Entre les avancées (ponctuelles) dans la place du multivers et la frise d’arcs de Tom King enchaînée à ses vilains, un retour ponctuel de Snyder aux côtés d’Orlando se profile dans le brouillard des publications DC avec l’énième cross’ qui ne se justifiait pas tellement. The Shadow revient faire un tour sous le ciel de Gotham le temps d’une rencontre à l’équipe créative talentueuse, dans un récit hommage en forme de vieux fanzine pulp qui assume ses travers, mais fait un effort mesuré sur le plan de l’inventivité.
The Shadow a inspiré Batman (c’est même sa principale inspiration dans la tradition du héros masqué au super-héros masqué), aussi on peut aisément approcher la vision la plus classique – ou la plus ancienne – du héros à son violent justicier fondateur. Les deux personnages se mélangent assez bien et le style de l’artiste assure un ensemble esthétique travaillé – en gros, c’est beau – plongé dans un scénario typique qui récupère tous les codes de la BD détective des années ’30, avec une facilité assimilée.

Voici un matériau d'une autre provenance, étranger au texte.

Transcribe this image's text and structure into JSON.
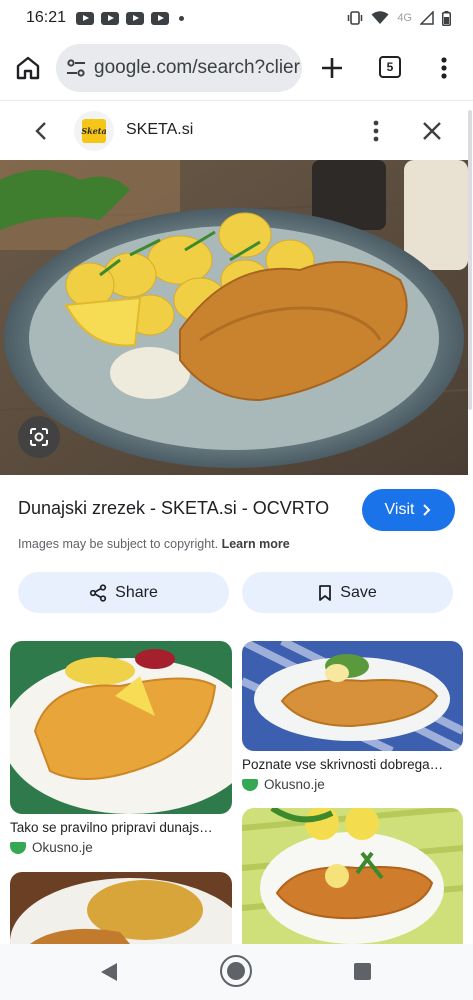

Le processus fonctionne et est même très bienvenue, à une époque où le héros enquêteur laisse sa place au héros d’action et où Batman devient plus surhumain que détective. Ca fonctionne d’autant mieux que le scénario cherche un critère méta’, pour ramener un Shadow originel de la grande dépression et du film noir, presque une archéologie du comics bien foutue. On discute hôtel mystérieux, meurtrier qui disparaît, artefact antique et personnage mystique d’ombre et de reflet, c’est de la frappe dans l’hommage, et on aime, c’était le contrat.

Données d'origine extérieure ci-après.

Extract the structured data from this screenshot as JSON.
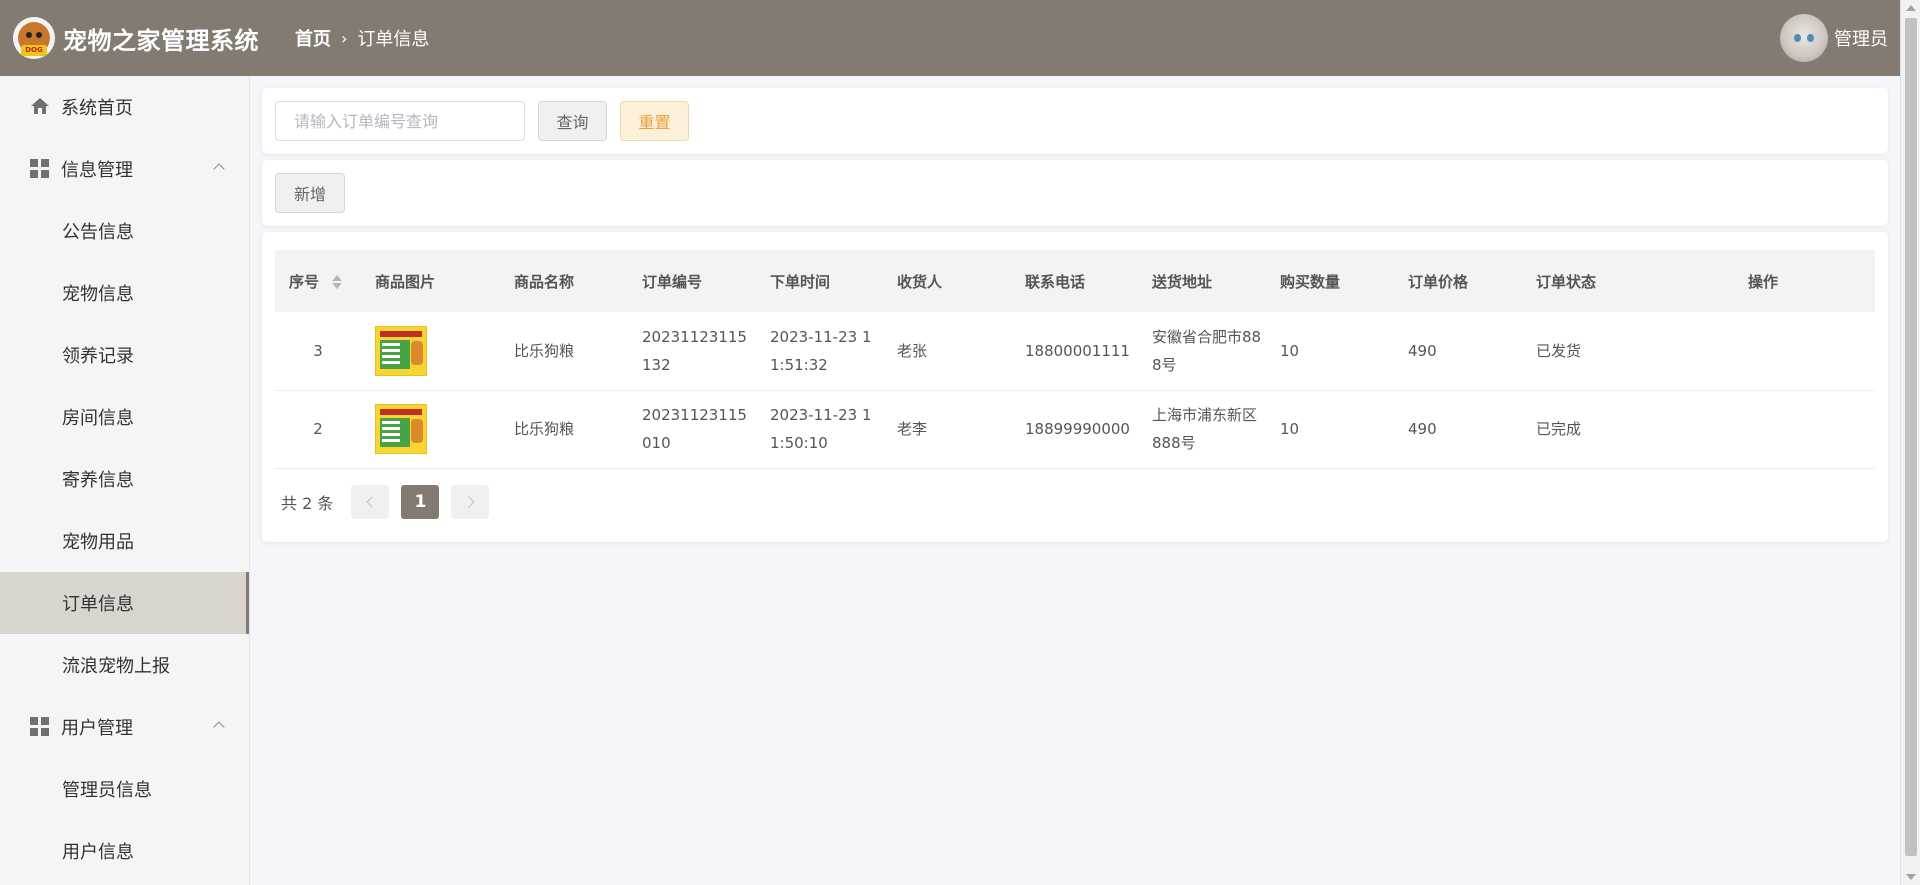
{
  "header": {
    "logo_text": "DOG",
    "app_title": "宠物之家管理系统",
    "breadcrumb": {
      "home": "首页",
      "current": "订单信息"
    },
    "user_name": "管理员"
  },
  "sidebar": {
    "items": [
      {
        "label": "系统首页",
        "type": "top",
        "icon": "home-icon"
      },
      {
        "label": "信息管理",
        "type": "top",
        "icon": "grid-icon",
        "expanded": true
      },
      {
        "label": "公告信息",
        "type": "sub"
      },
      {
        "label": "宠物信息",
        "type": "sub"
      },
      {
        "label": "领养记录",
        "type": "sub"
      },
      {
        "label": "房间信息",
        "type": "sub"
      },
      {
        "label": "寄养信息",
        "type": "sub"
      },
      {
        "label": "宠物用品",
        "type": "sub"
      },
      {
        "label": "订单信息",
        "type": "sub",
        "active": true
      },
      {
        "label": "流浪宠物上报",
        "type": "sub"
      },
      {
        "label": "用户管理",
        "type": "top",
        "icon": "grid-icon",
        "expanded": true
      },
      {
        "label": "管理员信息",
        "type": "sub"
      },
      {
        "label": "用户信息",
        "type": "sub"
      }
    ]
  },
  "search": {
    "placeholder": "请输入订单编号查询",
    "value": "",
    "query_label": "查询",
    "reset_label": "重置"
  },
  "toolbar": {
    "add_label": "新增"
  },
  "table": {
    "columns": [
      "序号",
      "商品图片",
      "商品名称",
      "订单编号",
      "下单时间",
      "收货人",
      "联系电话",
      "送货地址",
      "购买数量",
      "订单价格",
      "订单状态",
      "操作"
    ],
    "rows": [
      {
        "index": "3",
        "product": "比乐狗粮",
        "order_no": "20231123115132",
        "time": "2023-11-23 11:51:32",
        "consignee": "老张",
        "phone": "18800001111",
        "address": "安徽省合肥市888号",
        "qty": "10",
        "price": "490",
        "status": "已发货",
        "action": ""
      },
      {
        "index": "2",
        "product": "比乐狗粮",
        "order_no": "20231123115010",
        "time": "2023-11-23 11:50:10",
        "consignee": "老李",
        "phone": "18899990000",
        "address": "上海市浦东新区888号",
        "qty": "10",
        "price": "490",
        "status": "已完成",
        "action": ""
      }
    ]
  },
  "pagination": {
    "total_label": "共 2 条",
    "current_page": "1"
  },
  "colors": {
    "header_bg": "#837b71",
    "active_menu_bg": "#d8d4ce",
    "reset_text": "#e6a23c"
  }
}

Maintenant, cette surcouche réussie peut aussi passer pour une excuse servant à justifier une histoire fastoche et clés en mains : or, c’est le cas. Problème récurrent des cross’ balancés sans réel besoin, le scénario est souvent arbitraire, injustifié ou seulement justifié par l’idée de profiter de deux auras. Et là où la rencontre de ces deux là est évidente (et pas la première), il est toujours difficile de trouver la justesse d’un récit qui ne fait « que » se faire rencontrer deux têtes connues : c’était pareil avec Batman/TMNT malgré ses qualités. Un pitch qui se suffit à lui même, n’empêche pas une bonne histoire, mais ne fait aucun effort pour être autre chose qu’un HS sympatoche. C’est déjà suffisant, mais ça pourrait être mieux.

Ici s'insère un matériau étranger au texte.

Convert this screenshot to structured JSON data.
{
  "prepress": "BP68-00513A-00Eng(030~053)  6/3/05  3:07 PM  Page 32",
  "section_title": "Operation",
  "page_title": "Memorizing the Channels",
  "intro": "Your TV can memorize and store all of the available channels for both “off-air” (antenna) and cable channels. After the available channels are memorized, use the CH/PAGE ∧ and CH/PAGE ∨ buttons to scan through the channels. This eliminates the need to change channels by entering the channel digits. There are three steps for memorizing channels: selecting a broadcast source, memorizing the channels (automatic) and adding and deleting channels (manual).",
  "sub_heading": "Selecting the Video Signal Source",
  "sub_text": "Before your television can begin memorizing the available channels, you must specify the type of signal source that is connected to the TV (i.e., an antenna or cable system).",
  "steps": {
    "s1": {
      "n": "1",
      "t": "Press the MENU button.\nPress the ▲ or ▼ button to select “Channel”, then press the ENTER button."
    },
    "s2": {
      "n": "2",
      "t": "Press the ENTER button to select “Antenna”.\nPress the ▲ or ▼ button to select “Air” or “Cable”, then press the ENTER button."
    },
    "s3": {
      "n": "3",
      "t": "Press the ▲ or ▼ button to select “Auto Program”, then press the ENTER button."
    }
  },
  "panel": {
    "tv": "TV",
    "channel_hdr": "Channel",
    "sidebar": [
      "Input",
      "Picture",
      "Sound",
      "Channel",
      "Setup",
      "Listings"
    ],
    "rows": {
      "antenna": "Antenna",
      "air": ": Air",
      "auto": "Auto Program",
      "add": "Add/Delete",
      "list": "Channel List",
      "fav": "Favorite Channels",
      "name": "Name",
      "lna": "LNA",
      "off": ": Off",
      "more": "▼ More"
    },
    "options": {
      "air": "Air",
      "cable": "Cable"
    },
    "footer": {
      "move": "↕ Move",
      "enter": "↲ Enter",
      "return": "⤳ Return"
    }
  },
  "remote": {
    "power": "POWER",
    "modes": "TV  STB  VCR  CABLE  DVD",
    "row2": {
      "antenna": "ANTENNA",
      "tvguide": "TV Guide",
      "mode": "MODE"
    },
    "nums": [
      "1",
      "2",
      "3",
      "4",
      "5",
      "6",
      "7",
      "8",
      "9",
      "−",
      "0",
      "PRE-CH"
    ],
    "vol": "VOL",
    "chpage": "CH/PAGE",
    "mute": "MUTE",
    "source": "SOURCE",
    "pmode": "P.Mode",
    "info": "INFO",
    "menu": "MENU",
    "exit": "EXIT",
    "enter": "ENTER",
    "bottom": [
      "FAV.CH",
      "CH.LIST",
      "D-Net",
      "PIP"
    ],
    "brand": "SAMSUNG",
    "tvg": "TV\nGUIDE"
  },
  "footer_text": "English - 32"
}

Bref, c’est beau, c’est bien, c’est cool et y a de l’idée, mais les cross’ c’est souvent creux. Celui-là l’est moins que prévu, et profite d’un scénar un minimum bossé et de l’alchimie de deux héros de toutes façons faits pour se répondre (on attendrait presque que DC rachète la bête pour nourrir une nouvelle ligne Dark ou Young Animal), pour réussir un ensemble qui marche. On attend la suite mais bonne came, et sans doute bon TP à empiler dans six mois au milieu des autres.
Punaise ! Mais comment ça donne envie. Mais d’une puissance ! J’espère que Urban sera assez inspiré pour nous le proposer en librairie.